No one wants to consider the possibility that you might end up alone, so you cling to the hope that your soulmate is still out there. There’s nothing wrong with staying hopeful about finding love, but counting on a someone to show up and sweep you off your feet is probably going to leave you disappointed.
- No one is perfect. You probably have it in your head that your soulmate will be everything you’ve ever dreamed of and more. The reality is, there are going to be things you don’t like about virtually everyone you date. You just have to decide which flaws you can live with and which ones you can’t. The most you can hope for is to find someone who you genuinely feel is perfect for you.
- Relationships take work. Even if you’re super compatible, want the same things and get along pretty great most of the time, that doesn’t mean you’ll never fight or go through any rough patches. People tend to get lazy when they get comfortable with someone, and that alone has the potential to end a relationship that seems perfect in every way.
- You’re probably compatible with a lot of different people in different ways. Some people think they can only have one soulmate and that person is more perfect for them than anyone else could ever hope to be. But it’s a lot more likely that you’ll connect with a number of different people throughout your life for different reasons. Besides, why would you want to limit yourself to just one soulmate?
- Love is a two-way street. Just because you think someone is your soulmate doesn’t mean it’s all going to work out. You can’t control someone else’s feelings for you, and unrequited love isn’t exactly the key to a healthy relationship. Not to mention that if you have it in your head this person is made for you, you’ll be a lot more likely to ignore any red flags that pop up.
- Timing is a huge factor. Even if you meet someone that is everything you’re looking for, if circumstances don’t line up perfectly and you don’t both want the same thing at the same time, it still won’t work out. That’s proof alone that love definitely doesn’t conquer all.

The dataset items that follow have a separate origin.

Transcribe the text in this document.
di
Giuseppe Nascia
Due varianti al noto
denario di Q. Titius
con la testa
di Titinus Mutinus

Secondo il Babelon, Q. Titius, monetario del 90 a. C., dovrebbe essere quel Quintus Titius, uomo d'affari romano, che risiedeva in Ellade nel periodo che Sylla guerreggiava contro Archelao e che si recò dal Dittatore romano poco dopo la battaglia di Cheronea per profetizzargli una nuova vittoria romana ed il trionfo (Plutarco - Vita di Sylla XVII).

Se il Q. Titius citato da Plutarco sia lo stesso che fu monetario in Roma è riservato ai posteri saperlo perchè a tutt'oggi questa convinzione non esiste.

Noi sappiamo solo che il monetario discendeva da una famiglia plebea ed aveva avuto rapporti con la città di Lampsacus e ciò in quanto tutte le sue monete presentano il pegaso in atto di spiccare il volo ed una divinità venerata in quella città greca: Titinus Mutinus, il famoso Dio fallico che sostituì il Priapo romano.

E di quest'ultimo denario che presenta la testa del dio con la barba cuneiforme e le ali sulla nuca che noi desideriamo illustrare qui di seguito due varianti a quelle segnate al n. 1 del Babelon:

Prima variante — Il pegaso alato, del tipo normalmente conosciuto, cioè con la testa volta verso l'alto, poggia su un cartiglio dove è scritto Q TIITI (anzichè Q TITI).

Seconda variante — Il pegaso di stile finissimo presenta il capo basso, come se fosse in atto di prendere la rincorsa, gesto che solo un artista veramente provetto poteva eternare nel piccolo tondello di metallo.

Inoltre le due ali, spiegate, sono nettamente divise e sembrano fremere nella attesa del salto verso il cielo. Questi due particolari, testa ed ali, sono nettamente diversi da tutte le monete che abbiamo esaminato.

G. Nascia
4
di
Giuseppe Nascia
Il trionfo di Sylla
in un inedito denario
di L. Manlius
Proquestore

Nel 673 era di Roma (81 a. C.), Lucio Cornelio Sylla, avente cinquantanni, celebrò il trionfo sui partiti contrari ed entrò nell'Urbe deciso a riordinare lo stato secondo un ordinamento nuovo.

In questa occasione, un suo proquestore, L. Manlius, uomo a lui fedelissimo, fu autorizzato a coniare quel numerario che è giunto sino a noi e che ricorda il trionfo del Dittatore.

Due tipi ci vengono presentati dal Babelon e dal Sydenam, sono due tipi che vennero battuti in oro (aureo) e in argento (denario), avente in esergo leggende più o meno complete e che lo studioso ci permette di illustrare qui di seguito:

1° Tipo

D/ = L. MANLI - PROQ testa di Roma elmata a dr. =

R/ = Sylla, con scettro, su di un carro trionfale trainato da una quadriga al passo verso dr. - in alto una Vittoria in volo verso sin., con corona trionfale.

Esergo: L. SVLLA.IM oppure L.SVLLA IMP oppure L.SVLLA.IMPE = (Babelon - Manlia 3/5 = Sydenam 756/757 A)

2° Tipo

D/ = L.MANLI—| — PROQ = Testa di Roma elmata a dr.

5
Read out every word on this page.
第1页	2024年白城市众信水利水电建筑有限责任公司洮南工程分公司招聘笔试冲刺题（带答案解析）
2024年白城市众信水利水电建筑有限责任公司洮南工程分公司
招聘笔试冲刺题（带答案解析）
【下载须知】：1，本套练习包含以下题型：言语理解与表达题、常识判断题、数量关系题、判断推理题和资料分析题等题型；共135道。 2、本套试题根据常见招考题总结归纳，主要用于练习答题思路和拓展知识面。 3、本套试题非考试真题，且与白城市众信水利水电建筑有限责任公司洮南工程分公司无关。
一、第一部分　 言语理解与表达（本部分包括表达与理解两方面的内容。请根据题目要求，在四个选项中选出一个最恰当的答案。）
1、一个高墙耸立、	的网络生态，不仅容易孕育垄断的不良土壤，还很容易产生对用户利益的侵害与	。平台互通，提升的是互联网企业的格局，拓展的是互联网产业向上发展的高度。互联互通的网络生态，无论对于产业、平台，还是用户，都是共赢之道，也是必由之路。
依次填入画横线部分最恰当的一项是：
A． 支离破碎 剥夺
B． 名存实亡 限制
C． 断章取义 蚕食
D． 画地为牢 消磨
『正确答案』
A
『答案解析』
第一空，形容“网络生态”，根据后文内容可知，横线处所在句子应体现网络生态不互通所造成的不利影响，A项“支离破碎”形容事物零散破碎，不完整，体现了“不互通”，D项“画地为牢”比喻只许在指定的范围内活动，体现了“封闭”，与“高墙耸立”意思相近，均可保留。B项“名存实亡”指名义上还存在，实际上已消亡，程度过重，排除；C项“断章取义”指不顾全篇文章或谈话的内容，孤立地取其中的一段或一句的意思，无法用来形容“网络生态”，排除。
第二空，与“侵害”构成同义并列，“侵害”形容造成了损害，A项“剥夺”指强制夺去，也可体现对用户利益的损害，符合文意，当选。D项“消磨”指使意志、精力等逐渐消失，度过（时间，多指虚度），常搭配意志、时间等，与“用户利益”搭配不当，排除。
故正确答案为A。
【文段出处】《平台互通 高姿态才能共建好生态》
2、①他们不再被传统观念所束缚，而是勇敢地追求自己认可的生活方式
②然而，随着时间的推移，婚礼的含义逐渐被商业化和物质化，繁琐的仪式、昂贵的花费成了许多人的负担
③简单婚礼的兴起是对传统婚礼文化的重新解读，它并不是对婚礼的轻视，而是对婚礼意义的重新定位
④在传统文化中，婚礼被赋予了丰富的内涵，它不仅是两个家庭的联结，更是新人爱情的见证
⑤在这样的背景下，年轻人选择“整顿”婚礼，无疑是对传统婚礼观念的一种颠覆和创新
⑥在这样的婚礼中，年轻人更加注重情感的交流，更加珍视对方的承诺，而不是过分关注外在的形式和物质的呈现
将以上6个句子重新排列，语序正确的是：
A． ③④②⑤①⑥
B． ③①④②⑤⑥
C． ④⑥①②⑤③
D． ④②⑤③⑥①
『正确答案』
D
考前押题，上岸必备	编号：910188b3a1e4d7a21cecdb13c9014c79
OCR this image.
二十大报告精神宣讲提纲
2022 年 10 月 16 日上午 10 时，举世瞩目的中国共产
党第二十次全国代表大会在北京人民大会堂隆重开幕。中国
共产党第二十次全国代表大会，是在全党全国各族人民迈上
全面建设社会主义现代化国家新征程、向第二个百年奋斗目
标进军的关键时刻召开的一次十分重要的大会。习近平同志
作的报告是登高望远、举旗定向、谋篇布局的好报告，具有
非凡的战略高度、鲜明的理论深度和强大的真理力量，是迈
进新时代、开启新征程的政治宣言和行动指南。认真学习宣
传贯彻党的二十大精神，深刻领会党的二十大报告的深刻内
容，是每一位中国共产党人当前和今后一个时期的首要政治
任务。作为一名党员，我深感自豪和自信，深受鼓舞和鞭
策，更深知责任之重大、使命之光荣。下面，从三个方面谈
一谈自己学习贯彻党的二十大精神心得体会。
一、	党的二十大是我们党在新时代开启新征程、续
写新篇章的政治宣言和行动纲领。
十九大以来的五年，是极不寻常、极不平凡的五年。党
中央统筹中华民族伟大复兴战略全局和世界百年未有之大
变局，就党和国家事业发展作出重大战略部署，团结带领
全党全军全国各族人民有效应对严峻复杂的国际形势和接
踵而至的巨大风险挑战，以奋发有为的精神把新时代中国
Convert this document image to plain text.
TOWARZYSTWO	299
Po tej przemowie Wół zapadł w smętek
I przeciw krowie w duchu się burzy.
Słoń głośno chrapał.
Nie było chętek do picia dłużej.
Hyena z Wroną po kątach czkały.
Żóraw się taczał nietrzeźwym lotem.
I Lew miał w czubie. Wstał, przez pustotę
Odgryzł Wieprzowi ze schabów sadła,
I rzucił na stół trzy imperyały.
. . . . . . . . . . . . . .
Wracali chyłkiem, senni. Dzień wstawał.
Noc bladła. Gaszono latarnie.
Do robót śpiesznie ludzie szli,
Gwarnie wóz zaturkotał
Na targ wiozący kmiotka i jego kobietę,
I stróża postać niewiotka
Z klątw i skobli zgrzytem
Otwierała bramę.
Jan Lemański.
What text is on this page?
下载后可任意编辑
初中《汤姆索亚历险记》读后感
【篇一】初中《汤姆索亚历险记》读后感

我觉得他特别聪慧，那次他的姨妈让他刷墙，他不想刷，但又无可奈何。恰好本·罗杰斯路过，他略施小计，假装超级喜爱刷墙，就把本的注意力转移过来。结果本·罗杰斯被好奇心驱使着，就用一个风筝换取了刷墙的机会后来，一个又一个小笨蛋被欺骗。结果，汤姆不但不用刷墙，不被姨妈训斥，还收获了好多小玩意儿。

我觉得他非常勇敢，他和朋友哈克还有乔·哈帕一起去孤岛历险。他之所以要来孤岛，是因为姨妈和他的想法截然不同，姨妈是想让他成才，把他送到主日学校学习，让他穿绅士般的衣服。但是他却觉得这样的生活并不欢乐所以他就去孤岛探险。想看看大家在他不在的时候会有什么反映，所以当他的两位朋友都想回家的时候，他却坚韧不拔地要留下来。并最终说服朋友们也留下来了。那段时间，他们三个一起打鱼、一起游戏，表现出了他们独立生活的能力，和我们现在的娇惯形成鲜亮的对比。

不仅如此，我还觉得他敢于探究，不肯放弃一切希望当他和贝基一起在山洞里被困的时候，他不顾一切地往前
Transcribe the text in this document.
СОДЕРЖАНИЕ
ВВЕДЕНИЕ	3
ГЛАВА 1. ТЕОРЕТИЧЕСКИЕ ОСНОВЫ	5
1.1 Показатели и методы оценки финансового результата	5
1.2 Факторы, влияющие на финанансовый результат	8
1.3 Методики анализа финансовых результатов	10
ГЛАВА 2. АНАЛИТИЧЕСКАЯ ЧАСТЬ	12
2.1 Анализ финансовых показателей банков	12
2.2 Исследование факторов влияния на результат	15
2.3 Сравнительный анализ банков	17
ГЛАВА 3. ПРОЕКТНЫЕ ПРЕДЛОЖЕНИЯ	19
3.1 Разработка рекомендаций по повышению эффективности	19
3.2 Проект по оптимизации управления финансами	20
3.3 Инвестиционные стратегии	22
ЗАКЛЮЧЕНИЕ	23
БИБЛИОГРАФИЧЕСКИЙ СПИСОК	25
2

- There are no guarantees. Even if someone is technically perfect for you, everything falls perfectly into place and you end up together, that still doesn’t mean you’ll stay that way. Circumstances change, people change and you never know where your life will take you. Thinking of him as your soulmate will only make you feel obligated to stay in a relationship that isn’t working, and that’s not good for anyone.
- You’re sabotaging your chances at finding real love. If you have it in your head that true love only happens as part of an all-consuming soulmate type of connection and all other relationships aren’t worth the effort, you’re going to find yourself single a lot of the time. All relationships have their issues and sometimes love is more about accepting each other’s flaws than just automatically being perfect for each other.
- Your expectations are too high. While you should definitely have a few dealbreakers and an idea of what you’re looking for in a partner, your vision of a soulmate is probably an ideal made up of a bunch of different traits you find attractive. The chances you’ll find all that in one person are unlikely, so you have be willing to let go of a couple things if you want to figure out exactly what’s most important to you.
- What you want might change as you get older. Maybe you fit together perfectly when you were in your twenties, but as you get older, what you want out of a relationship changes. It’s natural for people to drift apart and start to want different things. That doesn’t mean you weren’t meant to be together for a little while, but it does mean that you might have to accept when it’s time to let each other go. That will be a lot harder to do if you think he’s the only one in the entire world you’re supposed to be with.